Keeping In Touch When Living Abroad

The hardest part about living abroad is being so far away from the people I love the most. A lot of people I work with are lucky in that they can fly home on their days off, or get flights home and have a quick 24 hour layover. I know people who go home once or twice a month. On the other hand, it takes me around 20 hours to get home, with a massive time change, and the closest layover is a minimum 3 hour drive from home.

It has been just over eight months, and I still haven’t been home. It will have been close to ten months by the time I finally make my way back. Luckily, I have seen my parents and sister on a couple of layovers, which makes the distance a bit more bearable, but in between those rare visits, here are a few of the things I do to keep in touch with my friends and family back home!

1) Video Calls (e.g. Skype & Facetime) – My number one favourite way to keep in touch! An obvious choice, because the conversation is done face to face. Whenever I get the chance, I am skyping my mom (and my dad – he usually makes a guest appearance in the background). When I say “whenever I get the chance”, I’m not kidding. On my most recent layover in New York, I was doing some solo shopping in Nordstrom Rack and I needed a second opinion. I conveniently discovered there was WiFi available, so of course, I sent my mom (my longtime shopping buddy) a Facetime. Over and over, until she answered me. Thanks to her, I became the new owner of a lovely Michael Kors leather jacket. And what inspired this post was that two of my good friends (and Thailand travel buddies) reunited after one had been living in Australia for the past year. We had a much needed skype session, and it was fantastic to see their faces, especially together!

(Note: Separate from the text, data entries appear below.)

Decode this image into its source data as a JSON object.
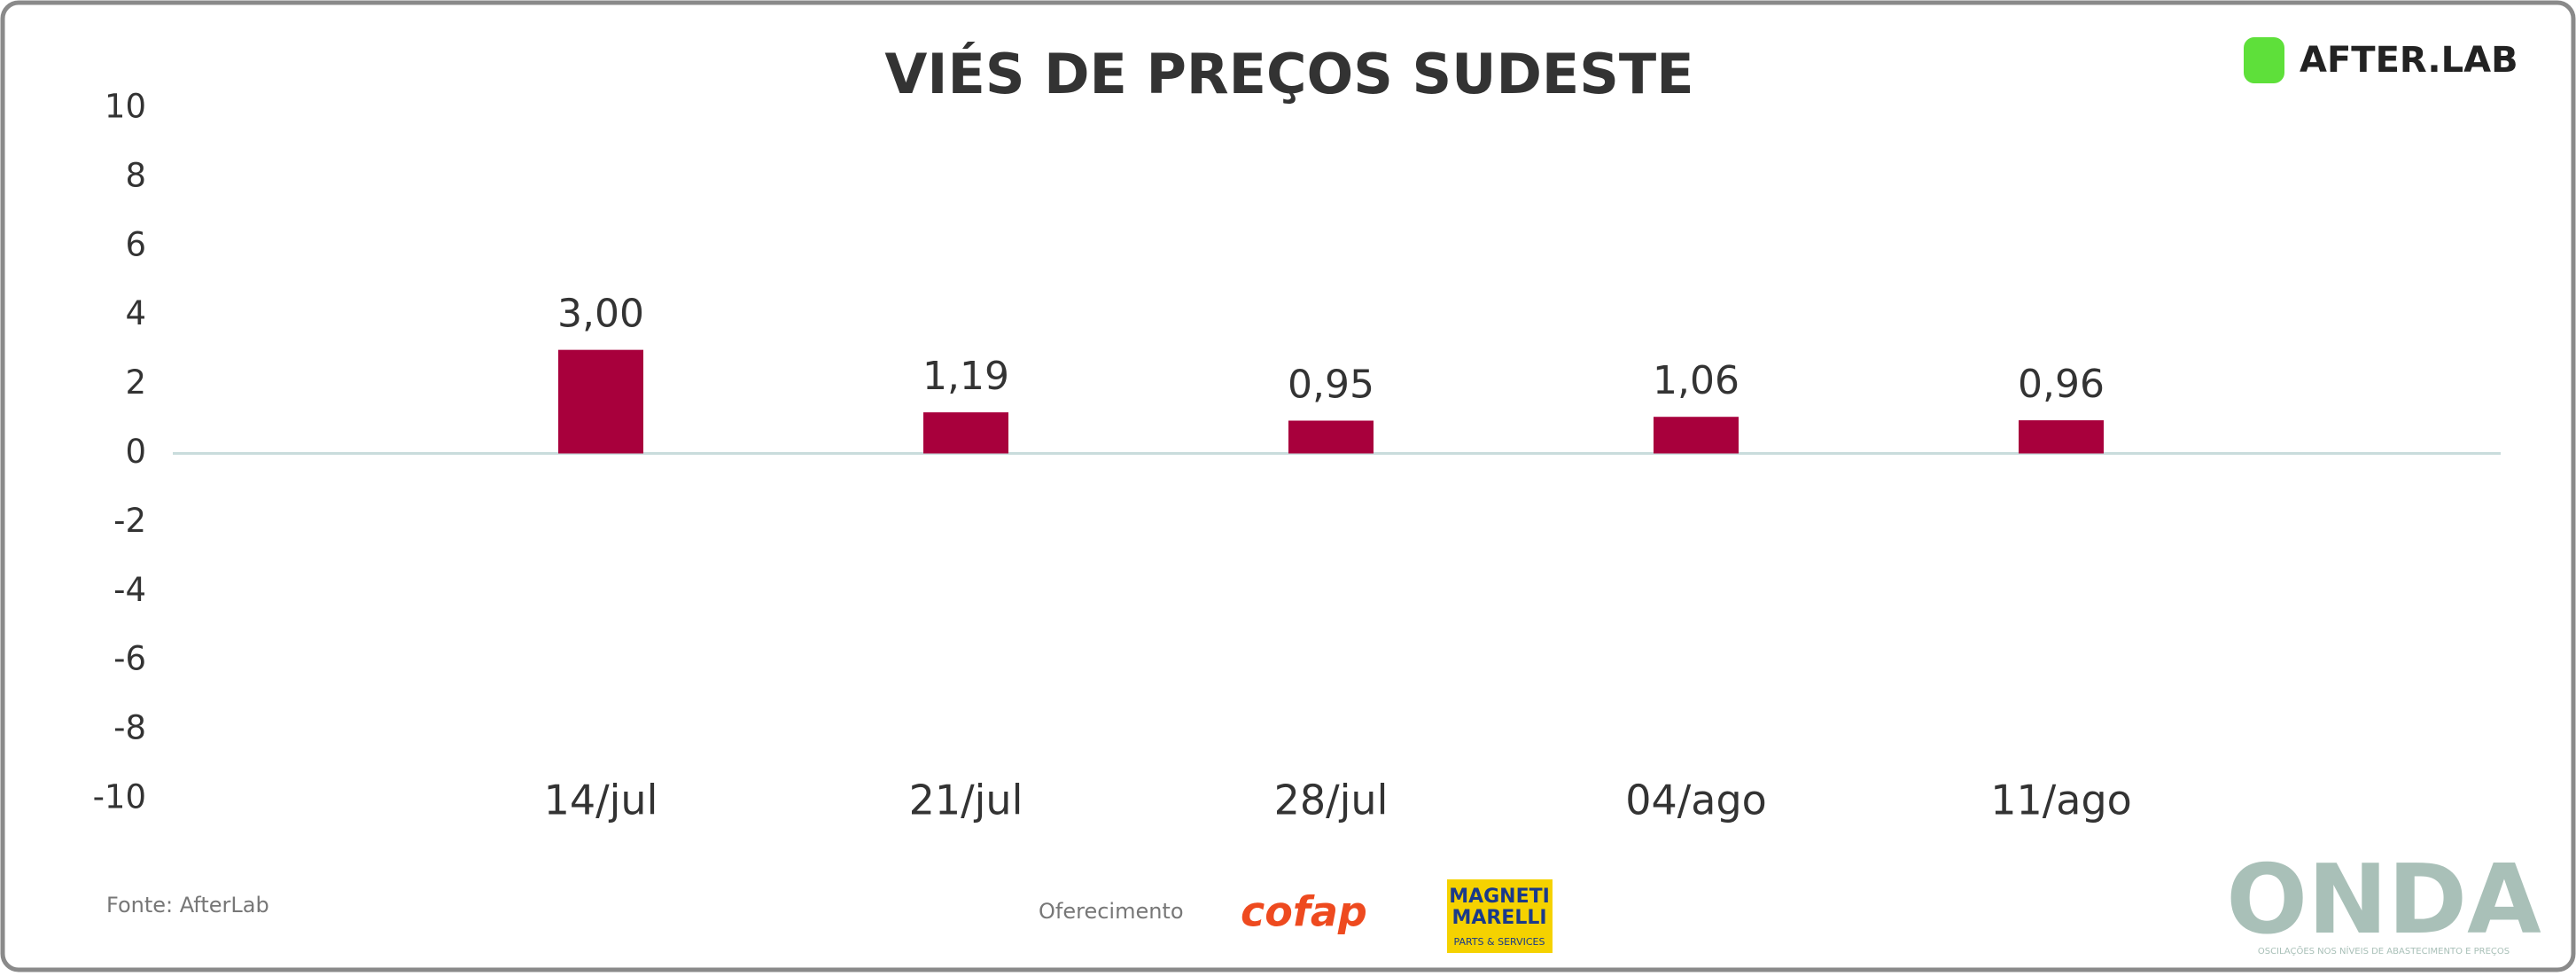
{
  "chart_data": {
    "type": "bar",
    "title": "VIÉS DE PREÇOS SUDESTE",
    "categories": [
      "14/jul",
      "21/jul",
      "28/jul",
      "04/ago",
      "11/ago"
    ],
    "values": [
      3.0,
      1.19,
      0.95,
      1.06,
      0.96
    ],
    "value_labels": [
      "3,00",
      "1,19",
      "0,95",
      "1,06",
      "0,96"
    ],
    "color": "#a8003c",
    "ylim": [
      -10,
      10
    ],
    "yticks": [
      -10,
      -8,
      -6,
      -4,
      -2,
      0,
      2,
      4,
      6,
      8,
      10
    ],
    "grid": false
  },
  "branding": {
    "logo": "AFTER.LAB",
    "source": "Fonte: AfterLab",
    "sponsor_label": "Oferecimento",
    "sponsor_1": "cofap",
    "sponsor_2_line1": "MAGNETI",
    "sponsor_2_line2": "MARELLI",
    "sponsor_2_tag": "PARTS & SERVICES",
    "brand": "ONDA",
    "brand_tagline": "OSCILAÇÕES NOS NÍVEIS DE ABASTECIMENTO E PREÇOS"
  }
}
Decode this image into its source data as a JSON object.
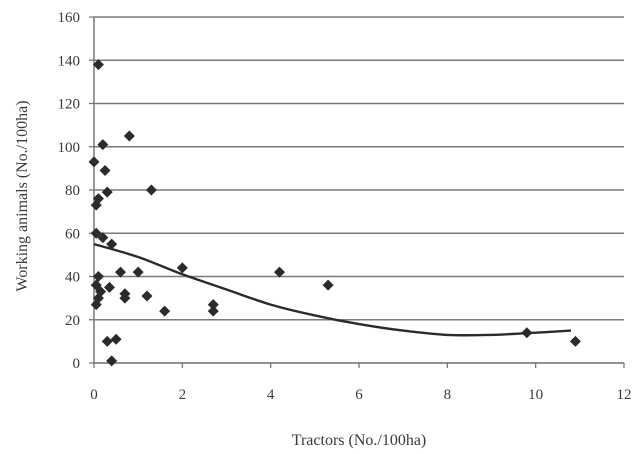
{
  "chart_data": {
    "type": "scatter",
    "title": "",
    "xlabel": "Tractors (No./100ha)",
    "ylabel": "Working animals (No./100ha)",
    "xlim": [
      0,
      12
    ],
    "ylim": [
      0,
      160
    ],
    "xticks": [
      0,
      2,
      4,
      6,
      8,
      10,
      12
    ],
    "yticks": [
      0,
      20,
      40,
      60,
      80,
      100,
      120,
      140,
      160
    ],
    "grid": "horizontal",
    "legend": "none",
    "marker": "diamond",
    "colors": {
      "points": "#2b2b2b",
      "trend": "#2b2b2b",
      "grid": "#7a7a7a",
      "axis": "#6e6e6e"
    },
    "series": [
      {
        "points": [
          [
            0.1,
            138
          ],
          [
            0.0,
            93
          ],
          [
            0.2,
            101
          ],
          [
            0.8,
            105
          ],
          [
            0.25,
            89
          ],
          [
            0.3,
            79
          ],
          [
            1.3,
            80
          ],
          [
            0.1,
            76
          ],
          [
            0.05,
            73
          ],
          [
            0.05,
            60
          ],
          [
            0.2,
            58
          ],
          [
            0.4,
            55
          ],
          [
            0.1,
            40
          ],
          [
            0.6,
            42
          ],
          [
            1.0,
            42
          ],
          [
            0.05,
            36
          ],
          [
            0.1,
            30
          ],
          [
            0.15,
            33
          ],
          [
            0.35,
            35
          ],
          [
            0.7,
            32
          ],
          [
            0.7,
            30
          ],
          [
            0.05,
            27
          ],
          [
            1.2,
            31
          ],
          [
            1.6,
            24
          ],
          [
            2.0,
            44
          ],
          [
            2.7,
            27
          ],
          [
            2.7,
            24
          ],
          [
            4.2,
            42
          ],
          [
            5.3,
            36
          ],
          [
            0.3,
            10
          ],
          [
            0.5,
            11
          ],
          [
            0.4,
            1
          ],
          [
            9.8,
            14
          ],
          [
            10.9,
            10
          ]
        ]
      }
    ],
    "trendline": {
      "type": "polynomial",
      "points": [
        [
          0,
          55
        ],
        [
          1,
          49
        ],
        [
          2,
          41
        ],
        [
          3,
          34
        ],
        [
          4,
          27
        ],
        [
          5,
          22
        ],
        [
          6,
          18
        ],
        [
          7,
          15
        ],
        [
          8,
          13
        ],
        [
          9,
          13
        ],
        [
          10,
          14
        ],
        [
          10.8,
          15
        ]
      ]
    }
  }
}
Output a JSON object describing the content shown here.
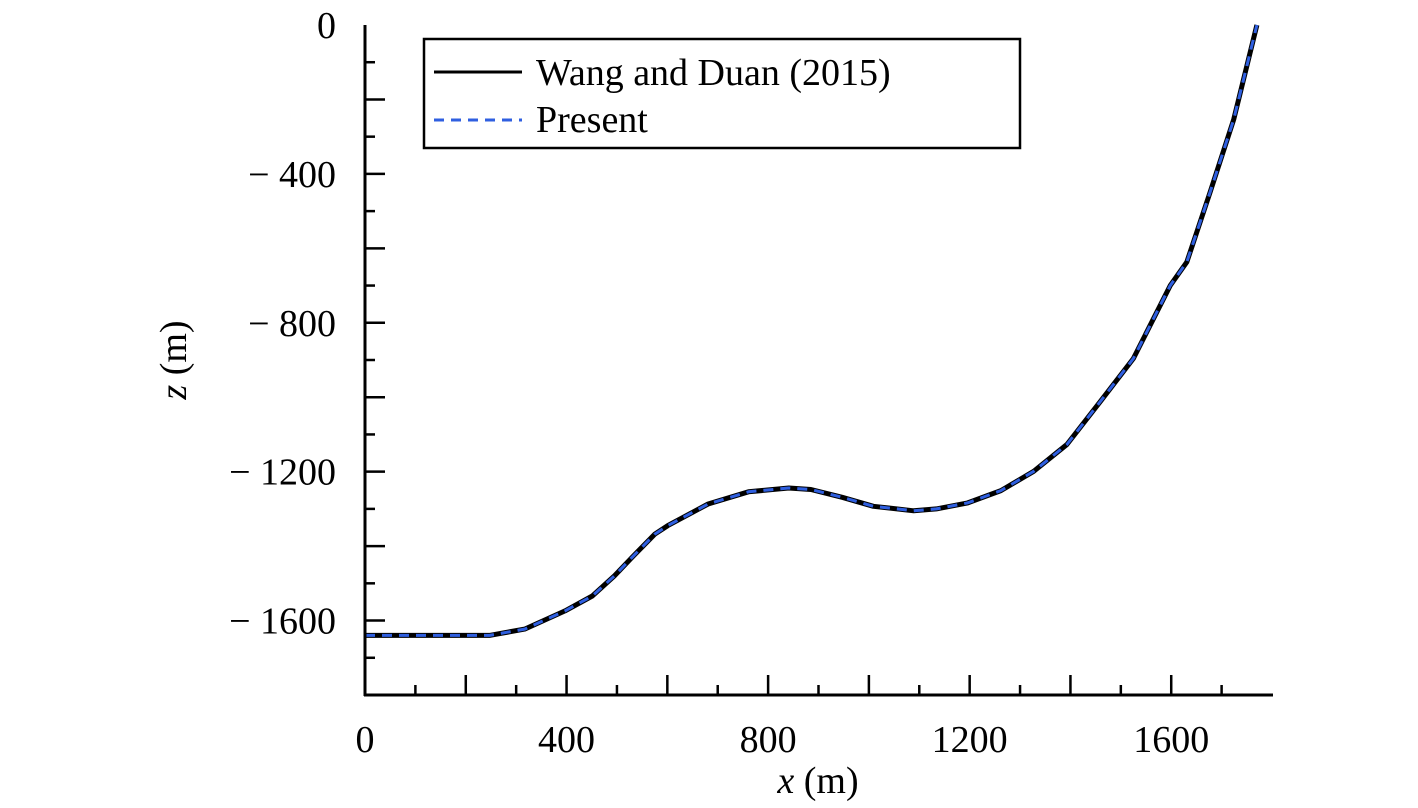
{
  "chart_data": {
    "type": "line",
    "title": "",
    "xlabel": "x (m)",
    "xlabel_var": "x",
    "xlabel_unit": " (m)",
    "ylabel": "z (m)",
    "ylabel_var": "z",
    "ylabel_unit": " (m)",
    "xlim": [
      0,
      1800
    ],
    "ylim": [
      -1800,
      0
    ],
    "xticks": [
      0,
      400,
      800,
      1200,
      1600
    ],
    "xtick_labels": [
      "0",
      "400",
      "800",
      "1200",
      "1600"
    ],
    "yticks": [
      0,
      -400,
      -800,
      -1200,
      -1600
    ],
    "ytick_labels": [
      "0",
      "− 400",
      "− 800",
      "− 1200",
      "− 1600"
    ],
    "grid": false,
    "legend_position": "top-left",
    "series": [
      {
        "name": "Wang and Duan (2015)",
        "color": "#000000",
        "style": "solid",
        "x": [
          0,
          247,
          317,
          397,
          451,
          495,
          530,
          575,
          601,
          681,
          761,
          841,
          885,
          947,
          1009,
          1089,
          1134,
          1196,
          1262,
          1327,
          1393,
          1459,
          1525,
          1598,
          1631,
          1677,
          1724,
          1770
        ],
        "z": [
          -1640,
          -1640,
          -1623,
          -1574,
          -1534,
          -1480,
          -1430,
          -1368,
          -1345,
          -1287,
          -1254,
          -1244,
          -1248,
          -1269,
          -1293,
          -1305,
          -1300,
          -1284,
          -1251,
          -1199,
          -1127,
          -1012,
          -896,
          -700,
          -637,
          -450,
          -254,
          0
        ]
      },
      {
        "name": "Present",
        "color": "#2f5fe0",
        "style": "dashed",
        "x": [
          0,
          247,
          317,
          397,
          451,
          495,
          530,
          575,
          601,
          681,
          761,
          841,
          885,
          947,
          1009,
          1089,
          1134,
          1196,
          1262,
          1327,
          1393,
          1459,
          1525,
          1598,
          1631,
          1677,
          1724,
          1770
        ],
        "z": [
          -1640,
          -1640,
          -1623,
          -1574,
          -1534,
          -1480,
          -1430,
          -1368,
          -1345,
          -1287,
          -1254,
          -1244,
          -1248,
          -1269,
          -1293,
          -1305,
          -1300,
          -1284,
          -1251,
          -1199,
          -1127,
          -1012,
          -896,
          -700,
          -637,
          -450,
          -254,
          0
        ]
      }
    ]
  }
}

2) Voice calls (e.g. Viber) – I have Viber installed on my phone, but I’ve never actually used it. Sometimes though, I look so tired and terrible that I would probably prefer to be chatting without the video! Occasionally I do skype calls without the video, but very rarely. I will almost always choose a video call over a voice only call. It’s a handy option, especially if you are busy doing something and moving around, but want to do some catching up at the same time.

3) Messaging (e.g. Texting, Whatsapp & Facebook chat) – This is perfect for those quick little messages, like sharing a funny story, planning a good time to Skype, or sending them a video or article. With the time difference, it’s often hard to find a good time to skype, so with some of my friends, this is our most used form of communication.

4) Other forms of social media (e.g. Instagram & Snapchat) – I love seeing pictures and videos of the daily happenings in my friends lives. With the friends and family that I skype often, we have conversations that are more similar to the kind that we would have back home. If the sole form of communication is via text/Whatsapp/Facebook, then it tends to be a more lighthearted conversation, with the occasional “life update”. So for me, it’s fun to keep up on my friends’ lives through their pictures and videos, and it’s a good way to keep them updated on my adventures as well.

5) Email – I obviously love to write, and emails are no exception! My family is the sole recipients of this one, with lengthy descriptions of my layovers. Years ago after graduating from high school, one of my good friends moved away for university. We communicated almost entirely through email. We could likely form a book from those emails, as there were so many and they were so long (especially from me). Times have changed, and with the availability of more instant communication (even though majority of people get emails directly to their phones), my friends and I never use email. I don’t even think I know most of their new and updated (aka more professional sounding) addresses. Email is perfect for friends/family that don’t use Facebook, Instagram, etc. It’s also a good way to share pictures/stories that you don’t want available for all eyes to see.

6) Postcards (Or even letters!) – I sent postcards from almost every city I went to when I backpacked around Europe, to friends and family. I always loved receiving them from friends when I was grinding away in my regular day-to-day life. I had good intentions while in Thailand, but instead of sending any out, I ended up with postcard collection in my backpack. Eventually, they were hand delivered when I returned home. Oops! A handwritten letter can also be a nice surprise. I skip this as I have the writing of a child. I’ve actually met children with better writing than myself.

7) Blog – Blogging is a fantastic way to keep people updated, with stories, and pictures. It gives them the ability to comment on different posts, and is a way to keep everyone informed at the same time. It’s also a nice memory to look back on once you’re home. Some people also keep a Vlog, which is a fun and unique way to keep everyone updated – and a good alternative if you don’t like writing!

There are so many ways to keep in touch. The important thing for me, is that no matter how busy I am, I make an effort to stay updated on my family and friends lives, and I continue updating them on mine.

What’s your favourite way to keep in touch?


3 thoughts on “Keeping In Touch When Living Abroad

    1. It is! Considering the longest I had ever travelled for was six weeks before, and I have never moved abroad, it’s been a long time! Time is going by quickly though, and knowing I get to go home for a visit in a month and a bit definitely helps!!